When Dan Farber pinged me about the Digital Bill of Rights, I was a tad dismissive. Stuff like that usually leaves me cold - I guess it comes from years of working alongside lawyers who could fry any sane person's brains with their mental gymnastics. But then I noticed Facebook is proposing changes that mean my private data may no longer be MY private data but be searchable by Google. I'm not happy about that prospect and for once I'm seriously considering how I'm going to handle my Facebook presence. Reading Dan's earlier piece that talks to this topic, he notes that:
Basically, if you are on the Internet, your are exposed, which is why it is increasingly important to foster guidelines and regulations that maintain individual rights to privacy and ownership of their data in the digital age.
I'm usually relaxed about these things but given I have a LOT of personal data out on Facebook (and elsewhere), I decided to restrict access to certain of that data. Why? Because I know how easy it would be for anyone to obtain a copy of my birth certificate from the data that's already there. It is but a hop and a skip to obtain a passport, drivers license and bank account. All in my name. I really had been monumentally careless. J.LeRoy already thinks Facebook is out of control. Tish Grier is uncomfortable with the thought that:
...in this brave new world where tons of people are looking to mine our information and monetize whatever they can get their hands on, we stand to become nothing more than "contact information" rather than good business connections or friends.
I definitely don't like that idea. It reminds me of The Prisoner where the nameless hero yells: "I am not a number, I am a free man" on the opening sequence to each show. And as a free man, I want my data to be free. Luis Suarez , my sometimes IBM sparring partner is vociferous in his objections to Facebook. At the time he wrote his objections, I said that you can control your privacy and under the latest changes you still can. But can you really? I don't know any longer. I know that Google and others who want my data are in the business of using it for targeted advertising. But what if...?

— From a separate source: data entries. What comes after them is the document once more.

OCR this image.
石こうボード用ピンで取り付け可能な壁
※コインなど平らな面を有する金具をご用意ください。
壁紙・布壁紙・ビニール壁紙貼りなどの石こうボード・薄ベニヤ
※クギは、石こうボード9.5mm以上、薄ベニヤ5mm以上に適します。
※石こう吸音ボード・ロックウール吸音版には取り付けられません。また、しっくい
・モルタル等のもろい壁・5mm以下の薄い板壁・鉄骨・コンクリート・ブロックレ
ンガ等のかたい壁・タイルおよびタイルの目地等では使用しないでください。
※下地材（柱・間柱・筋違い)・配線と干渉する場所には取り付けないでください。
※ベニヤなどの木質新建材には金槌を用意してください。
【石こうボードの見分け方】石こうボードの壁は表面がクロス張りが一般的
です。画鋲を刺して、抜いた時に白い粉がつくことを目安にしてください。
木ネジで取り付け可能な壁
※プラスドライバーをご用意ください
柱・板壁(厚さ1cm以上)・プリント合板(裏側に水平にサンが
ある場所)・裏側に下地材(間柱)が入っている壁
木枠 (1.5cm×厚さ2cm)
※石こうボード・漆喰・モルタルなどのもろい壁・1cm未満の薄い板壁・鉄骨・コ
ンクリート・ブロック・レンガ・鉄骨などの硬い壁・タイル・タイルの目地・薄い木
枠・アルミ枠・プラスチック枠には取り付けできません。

I've often held out Facebook as a metaphor for a platform that delivers lightweight applications, call it mashups if you wish for the business world. I liked the idea that it is a walled garden because it provides the control business needs. I still think that's a good idea. But if Facebook is pointing the way of the future, I'm wondering whether my less than rigorous assessment might have been premature.
I need look more closely at what Marc Canter and others are saying about my data. Not because I am worried about my privacy in the same way as others but because I am concerned I may be unwittingly paving the way for the creation of a Mr Hyde to my Doctor Jekyll, courtesy of an as yet unknown business application developer.